The following VCF annotations are produced by this annotator:
- GSDUPLICATESCORE
- LOD score that this site is distinct based on the genotypes of the most discordant sample at each comparison site.
- GSDUPLICATEOVERLAP
- Highest overlap with a duplicate comparison site.
- GSDUPLICATES
- List of duplicate sites preferred to this site.
The report file contains one line for every pairwise comparison between two sites (one from the input VCF, one from the comparison VCF).
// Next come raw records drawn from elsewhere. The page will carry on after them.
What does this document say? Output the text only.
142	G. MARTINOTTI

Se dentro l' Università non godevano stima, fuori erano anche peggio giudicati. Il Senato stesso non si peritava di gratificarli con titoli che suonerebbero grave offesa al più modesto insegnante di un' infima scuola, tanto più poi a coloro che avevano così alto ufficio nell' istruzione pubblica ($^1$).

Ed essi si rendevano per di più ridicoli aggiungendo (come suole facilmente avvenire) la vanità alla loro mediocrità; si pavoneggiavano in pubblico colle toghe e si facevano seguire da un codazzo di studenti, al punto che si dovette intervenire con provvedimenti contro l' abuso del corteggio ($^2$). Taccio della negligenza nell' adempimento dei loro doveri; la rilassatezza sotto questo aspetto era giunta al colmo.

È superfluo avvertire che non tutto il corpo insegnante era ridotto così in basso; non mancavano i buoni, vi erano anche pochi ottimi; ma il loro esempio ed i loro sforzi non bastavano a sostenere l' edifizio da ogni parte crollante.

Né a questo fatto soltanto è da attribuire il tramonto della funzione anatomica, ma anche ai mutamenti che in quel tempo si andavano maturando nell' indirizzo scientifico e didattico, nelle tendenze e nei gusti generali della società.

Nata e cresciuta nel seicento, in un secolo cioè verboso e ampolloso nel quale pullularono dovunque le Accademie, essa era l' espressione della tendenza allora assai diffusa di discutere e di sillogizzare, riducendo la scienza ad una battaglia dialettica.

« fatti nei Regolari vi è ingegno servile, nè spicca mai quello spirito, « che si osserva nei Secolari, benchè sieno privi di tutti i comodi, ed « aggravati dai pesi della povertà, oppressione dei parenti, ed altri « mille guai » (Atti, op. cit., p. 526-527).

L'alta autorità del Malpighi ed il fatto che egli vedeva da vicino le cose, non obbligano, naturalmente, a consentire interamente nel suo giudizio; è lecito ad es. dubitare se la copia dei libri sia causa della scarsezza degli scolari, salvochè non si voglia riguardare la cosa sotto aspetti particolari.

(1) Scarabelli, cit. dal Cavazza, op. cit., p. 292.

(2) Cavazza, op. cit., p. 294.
The following columns are produced in the report file:
- SITE1
- The site from the input VCF.
- SITE2
- The site from the comparison VCF.
- LENGTH1
- The genomic length of site 1.
- LENGTH2
- The genomic length of site 2.
- OVERLAP
- The length of the genomic overlap between the two sites.
- SCORE
- The duplicate score between these two sites.
- LEGACY_SCORE
- An older method for scoring duplicate sites (retained for backwards compatibility).
- LODSUM
- Sum of the LOD scores across all samples (not used).
- DOSAGE_CORRELATION
- The correlation coefficient between genotype dosages of common samples at the two sites.
- DISCORDANT_GENOTYPES
- The number of discordant genotype calls at common samples between the two sites.
- DUPLICATE_OVERLAP
- Fractional overlap between the two sites.
- DUPLICATE_NONOVERLAP
- Fraction of non-overlapping bases between the two sites.
- PREFERRED
- Which of the two sites is the better site to retain.
Example
java -Xmx4g -cp SVToolkit.jar \ org.broadinstitute.sv.main.SVAnnotator \ -A Redundancy \ -R human_g1k_v37.fasta \ -vcf input.vcf \ -comparisonFile input.vcf \ -duplicateOverlapThreshold 0.5 \ -O output.vcf \ -writeReport true \ -reportDirectory reportdir
RedundancyAnnotator specific arguments
Name | Type | Default value | Summary |
---|---|---|---|
Required Parameters | |||
-comparisonFile | File | NA | VCF file of variants for comparison |
Optional Parameters | |||
-discordantGenotypeThreshold | Integer | NA | Maximum number of discordant genotypes allowed for redundant events (default: any) |
-duplicateOverlapDenominator | String | SHORTEST | Denominator for measuring overlap, UNION (reciprocal overlap) or SHORTEST (default, length of shortest event) |
-duplicateOverlapThreshold | Double | NA | Minimum overlap required to determine two events are redundant |
-duplicateScoreThreshold | Double | NA | Concordance LOD score threshold (minimum per-sample LOD score at which events are considered non-redundant) |
-filterGenotypes | Boolean | true | True to ignore genotypes that have been filtered |
-filterVariants | Boolean | true | True to ignore variants that have been filtered |
Argument details
--comparisonFile / -comparisonFile ( required File )
VCF file of variants for comparison.
--discordantGenotypeThreshold / -discordantGenotypeThreshold ( Integer )
Maximum number of discordant genotypes allowed for redundant events (default: any).
--duplicateOverlapDenonminator / -duplicateOverlapDenominator ( String with default value SHORTEST )
Denominator for measuring overlap, UNION (reciprocal overlap) or SHORTEST (default, length of shortest event).
--duplicateOverlapThreshold / -duplicateOverlapThreshold ( Double )
Minimum overlap required to determine two events are redundant.
--duplicateScoreThreshold / -duplicateScoreThreshold ( Double )
Concordance LOD score threshold (minimum per-sample LOD score at which events are considered non-redundant).
--filterGenotypes / -filterGenotypes ( Boolean with default value true )
True to ignore genotypes that have been filtered.
--filterVariants / -filterVariants ( Boolean with default value true )
True to ignore variants that have been filtered.